China is following its usual industrial plan in the battery market. New analyzes show that thanks to government subsidies and low-interest bank loans, the company is building far more systems than it needs for electric cars and grid energy storage.

Production capacity at China’s battery factories is expected to reach 1,500 gigawatt hours this year – enough for 22 million electric vehicles – more than double forecast demand, according to data from research firm CRU Group.

You see a snapshot of an interactive graphic. This is most likely because you are offline or JavaScript is disabled in your browser.

Battery manufacturers in the EU assume that the Chinese are aiming for “pump and dump” and sending cheap, subsidized batteries to the global market.

This has already happened with steel, aluminum and solar panels. There are no longer any EU producers for many critical raw materials such as magnesium, as cheap Chinese production floods the market.

After the EU imposed tariffs on Chinese steel production, it invested in factories in other countries and Brussels has now taken similar measures to hit Indonesian factories.

With battery and car manufacturers seen as essential industries by many Member States, renewed action is likely. (Please see above!)

The drug trade is booming. My Brussels-based colleagues Laura Dubois and Ian Johnston traveled to Antwerp, Europe’s second-largest port, to find out how cocaine smugglers are exploiting security gaps.

Chinese lenders are replacing Western banks in Russia, providing the country with billions of dollars in loans. The move is part of Beijing’s efforts to establish the renminbi as an alternative global currency to the dollar, write Owen Walker and Cheng Leng.

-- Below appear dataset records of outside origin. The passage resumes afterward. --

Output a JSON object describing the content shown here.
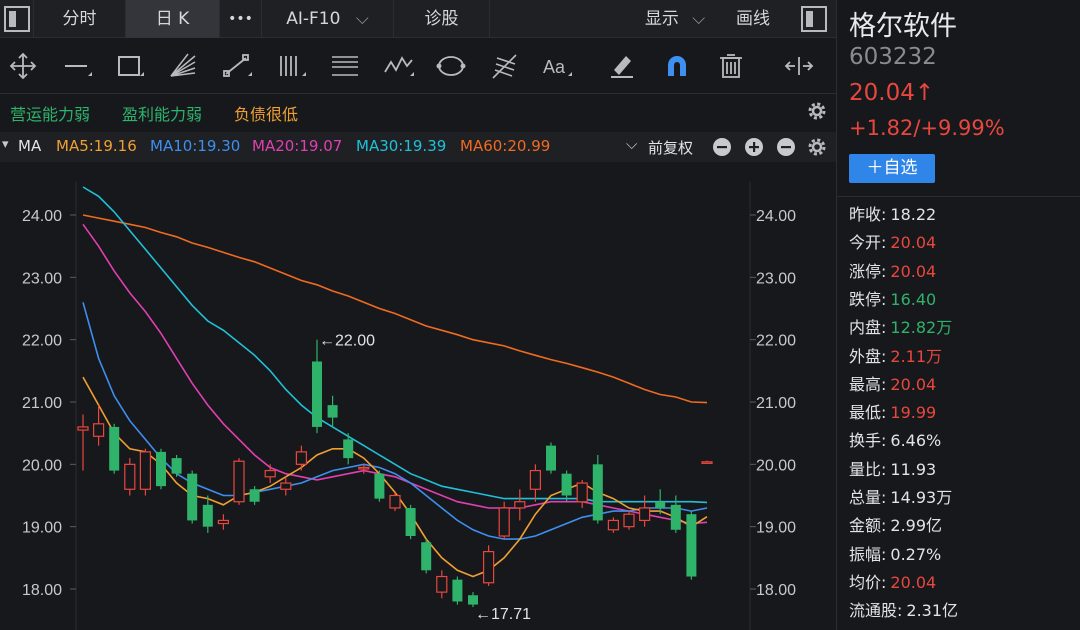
{
  "tabs": {
    "fenshi": "分时",
    "rik": "日 K",
    "more": "•••",
    "aif10": "AI-F10",
    "zhengu": "诊股",
    "display": "显示",
    "draw": "画线"
  },
  "toolbar": {
    "icons": [
      "crosshair-icon",
      "hline-icon",
      "rect-icon",
      "fan-icon",
      "segment-icon",
      "channel-icon",
      "fib-icon",
      "wave-icon",
      "ellipse-icon",
      "pitchfork-icon",
      "text-icon",
      "eraser-icon",
      "magnet-icon",
      "trash-icon",
      "expand-icon"
    ]
  },
  "tags": {
    "t1": "营运能力弱",
    "t2": "盈利能力弱",
    "t3": "负债很低"
  },
  "ma": {
    "label": "MA",
    "ma5": "MA5:19.16",
    "ma10": "MA10:19.30",
    "ma20": "MA20:19.07",
    "ma30": "MA30:19.39",
    "ma60": "MA60:20.99",
    "adjust": "前复权"
  },
  "colors": {
    "up": "#e9473e",
    "down": "#2fb36a",
    "ma5": "#f0a030",
    "ma10": "#3d8ff0",
    "ma20": "#e040b0",
    "ma30": "#20c0d8",
    "ma60": "#f06a20"
  },
  "chart_data": {
    "type": "candlestick",
    "yticks": [
      "24.00",
      "23.00",
      "22.00",
      "21.00",
      "20.00",
      "19.00",
      "18.00"
    ],
    "yvalues": [
      24,
      23,
      22,
      21,
      20,
      19,
      18
    ],
    "ylim": [
      17.6,
      24.6
    ],
    "high_annotation": "←22.00",
    "low_annotation": "←17.71",
    "high_value": 22.0,
    "low_value": 17.71,
    "candles": [
      {
        "o": 20.55,
        "c": 20.6,
        "h": 20.8,
        "l": 19.9
      },
      {
        "o": 20.45,
        "c": 20.65,
        "h": 20.95,
        "l": 20.3
      },
      {
        "o": 20.6,
        "c": 19.9,
        "h": 20.65,
        "l": 19.85
      },
      {
        "o": 19.6,
        "c": 20.0,
        "h": 20.1,
        "l": 19.5
      },
      {
        "o": 19.6,
        "c": 20.2,
        "h": 20.25,
        "l": 19.5
      },
      {
        "o": 20.2,
        "c": 19.65,
        "h": 20.25,
        "l": 19.6
      },
      {
        "o": 20.1,
        "c": 19.85,
        "h": 20.15,
        "l": 19.8
      },
      {
        "o": 19.85,
        "c": 19.1,
        "h": 19.9,
        "l": 19.05
      },
      {
        "o": 19.35,
        "c": 19.0,
        "h": 19.5,
        "l": 18.9
      },
      {
        "o": 19.05,
        "c": 19.1,
        "h": 19.2,
        "l": 18.95
      },
      {
        "o": 19.4,
        "c": 20.05,
        "h": 20.1,
        "l": 19.35
      },
      {
        "o": 19.6,
        "c": 19.4,
        "h": 19.65,
        "l": 19.35
      },
      {
        "o": 19.8,
        "c": 19.9,
        "h": 20.0,
        "l": 19.7
      },
      {
        "o": 19.6,
        "c": 19.7,
        "h": 19.8,
        "l": 19.5
      },
      {
        "o": 20.0,
        "c": 20.2,
        "h": 20.3,
        "l": 19.9
      },
      {
        "o": 21.65,
        "c": 20.6,
        "h": 22.0,
        "l": 20.5
      },
      {
        "o": 20.95,
        "c": 20.75,
        "h": 21.1,
        "l": 20.6
      },
      {
        "o": 20.4,
        "c": 20.1,
        "h": 20.5,
        "l": 20.0
      },
      {
        "o": 19.95,
        "c": 19.95,
        "h": 20.0,
        "l": 19.85
      },
      {
        "o": 19.85,
        "c": 19.45,
        "h": 19.9,
        "l": 19.4
      },
      {
        "o": 19.3,
        "c": 19.5,
        "h": 19.55,
        "l": 19.25
      },
      {
        "o": 19.3,
        "c": 18.85,
        "h": 19.35,
        "l": 18.8
      },
      {
        "o": 18.75,
        "c": 18.3,
        "h": 18.8,
        "l": 18.25
      },
      {
        "o": 17.95,
        "c": 18.2,
        "h": 18.3,
        "l": 17.85
      },
      {
        "o": 18.15,
        "c": 17.8,
        "h": 18.2,
        "l": 17.75
      },
      {
        "o": 17.9,
        "c": 17.75,
        "h": 17.95,
        "l": 17.71
      },
      {
        "o": 18.1,
        "c": 18.6,
        "h": 18.7,
        "l": 18.05
      },
      {
        "o": 18.85,
        "c": 19.3,
        "h": 19.4,
        "l": 18.8
      },
      {
        "o": 19.3,
        "c": 19.4,
        "h": 19.6,
        "l": 19.1
      },
      {
        "o": 19.6,
        "c": 19.9,
        "h": 20.0,
        "l": 19.4
      },
      {
        "o": 20.3,
        "c": 19.9,
        "h": 20.35,
        "l": 19.85
      },
      {
        "o": 19.85,
        "c": 19.5,
        "h": 19.9,
        "l": 19.4
      },
      {
        "o": 19.4,
        "c": 19.7,
        "h": 19.75,
        "l": 19.3
      },
      {
        "o": 20.0,
        "c": 19.1,
        "h": 20.15,
        "l": 19.05
      },
      {
        "o": 18.95,
        "c": 19.1,
        "h": 19.15,
        "l": 18.9
      },
      {
        "o": 19.0,
        "c": 19.2,
        "h": 19.25,
        "l": 18.95
      },
      {
        "o": 19.1,
        "c": 19.3,
        "h": 19.5,
        "l": 19.0
      },
      {
        "o": 19.4,
        "c": 19.3,
        "h": 19.6,
        "l": 19.2
      },
      {
        "o": 19.35,
        "c": 18.95,
        "h": 19.5,
        "l": 18.9
      },
      {
        "o": 19.2,
        "c": 18.2,
        "h": 19.25,
        "l": 18.15
      },
      {
        "o": 20.04,
        "c": 20.04,
        "h": 20.06,
        "l": 20.02
      }
    ],
    "ma5": [
      21.4,
      20.95,
      20.5,
      20.25,
      20.2,
      20.0,
      19.7,
      19.5,
      19.45,
      19.35,
      19.5,
      19.55,
      19.65,
      19.8,
      19.95,
      20.15,
      20.25,
      20.25,
      20.1,
      19.85,
      19.55,
      19.2,
      18.8,
      18.5,
      18.3,
      18.2,
      18.3,
      18.5,
      18.8,
      19.2,
      19.5,
      19.6,
      19.7,
      19.55,
      19.45,
      19.3,
      19.25,
      19.25,
      19.15,
      19.0,
      19.16
    ],
    "ma10": [
      22.6,
      21.7,
      21.1,
      20.7,
      20.4,
      20.1,
      19.85,
      19.7,
      19.6,
      19.5,
      19.5,
      19.55,
      19.6,
      19.65,
      19.7,
      19.8,
      19.9,
      19.95,
      20.0,
      19.95,
      19.85,
      19.7,
      19.5,
      19.3,
      19.1,
      18.95,
      18.85,
      18.8,
      18.8,
      18.85,
      18.95,
      19.05,
      19.15,
      19.2,
      19.25,
      19.25,
      19.3,
      19.3,
      19.3,
      19.25,
      19.3
    ],
    "ma20": [
      23.85,
      23.5,
      23.1,
      22.75,
      22.45,
      22.1,
      21.7,
      21.3,
      20.95,
      20.65,
      20.4,
      20.15,
      19.95,
      19.85,
      19.8,
      19.75,
      19.8,
      19.85,
      19.9,
      19.85,
      19.8,
      19.7,
      19.6,
      19.5,
      19.4,
      19.35,
      19.3,
      19.3,
      19.3,
      19.35,
      19.4,
      19.4,
      19.4,
      19.35,
      19.3,
      19.25,
      19.2,
      19.15,
      19.1,
      19.05,
      19.07
    ],
    "ma30": [
      24.45,
      24.3,
      24.05,
      23.75,
      23.45,
      23.15,
      22.85,
      22.55,
      22.3,
      22.15,
      21.95,
      21.75,
      21.5,
      21.2,
      20.95,
      20.75,
      20.6,
      20.45,
      20.3,
      20.15,
      20.0,
      19.85,
      19.75,
      19.65,
      19.6,
      19.55,
      19.5,
      19.45,
      19.45,
      19.45,
      19.45,
      19.45,
      19.45,
      19.4,
      19.4,
      19.4,
      19.4,
      19.4,
      19.4,
      19.4,
      19.39
    ],
    "ma60": [
      24.0,
      23.95,
      23.9,
      23.85,
      23.8,
      23.72,
      23.65,
      23.55,
      23.48,
      23.4,
      23.32,
      23.25,
      23.15,
      23.05,
      22.95,
      22.88,
      22.78,
      22.7,
      22.6,
      22.5,
      22.42,
      22.32,
      22.22,
      22.15,
      22.08,
      22.0,
      21.95,
      21.9,
      21.82,
      21.75,
      21.68,
      21.62,
      21.55,
      21.48,
      21.4,
      21.3,
      21.2,
      21.12,
      21.08,
      21.0,
      20.99
    ]
  },
  "stock": {
    "name": "格尔软件",
    "code": "603232",
    "price": "20.04↑",
    "change": "+1.82/+9.99%",
    "add_label": "＋自选"
  },
  "stats": [
    {
      "label": "昨收:",
      "value": "18.22",
      "color": "white"
    },
    {
      "label": "今开:",
      "value": "20.04",
      "color": "red"
    },
    {
      "label": "涨停:",
      "value": "20.04",
      "color": "red"
    },
    {
      "label": "跌停:",
      "value": "16.40",
      "color": "green"
    },
    {
      "label": "内盘:",
      "value": "12.82万",
      "color": "green"
    },
    {
      "label": "外盘:",
      "value": "2.11万",
      "color": "red"
    },
    {
      "label": "最高:",
      "value": "20.04",
      "color": "red"
    },
    {
      "label": "最低:",
      "value": "19.99",
      "color": "red"
    },
    {
      "label": "换手:",
      "value": "6.46%",
      "color": "white"
    },
    {
      "label": "量比:",
      "value": "11.93",
      "color": "white"
    },
    {
      "label": "总量:",
      "value": "14.93万",
      "color": "white"
    },
    {
      "label": "金额:",
      "value": "2.99亿",
      "color": "white"
    },
    {
      "label": "振幅:",
      "value": "0.27%",
      "color": "white"
    },
    {
      "label": "均价:",
      "value": "20.04",
      "color": "red"
    },
    {
      "label": "流通股:",
      "value": "2.31亿",
      "color": "white"
    }
  ]
}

How can you reduce risk from China without facing consequences? Italy’s Foreign Minister Antonio Tajani is in Beijing to find out as Rome’s far-right government tries to extricate itself from the Belt and Road Initiative.

Politico has a profile of the EU’s top trade defense official, Denis Redonnet, who will be at the center of any action against China. It features former trade commissioner Pascal Lamy and other former colleagues.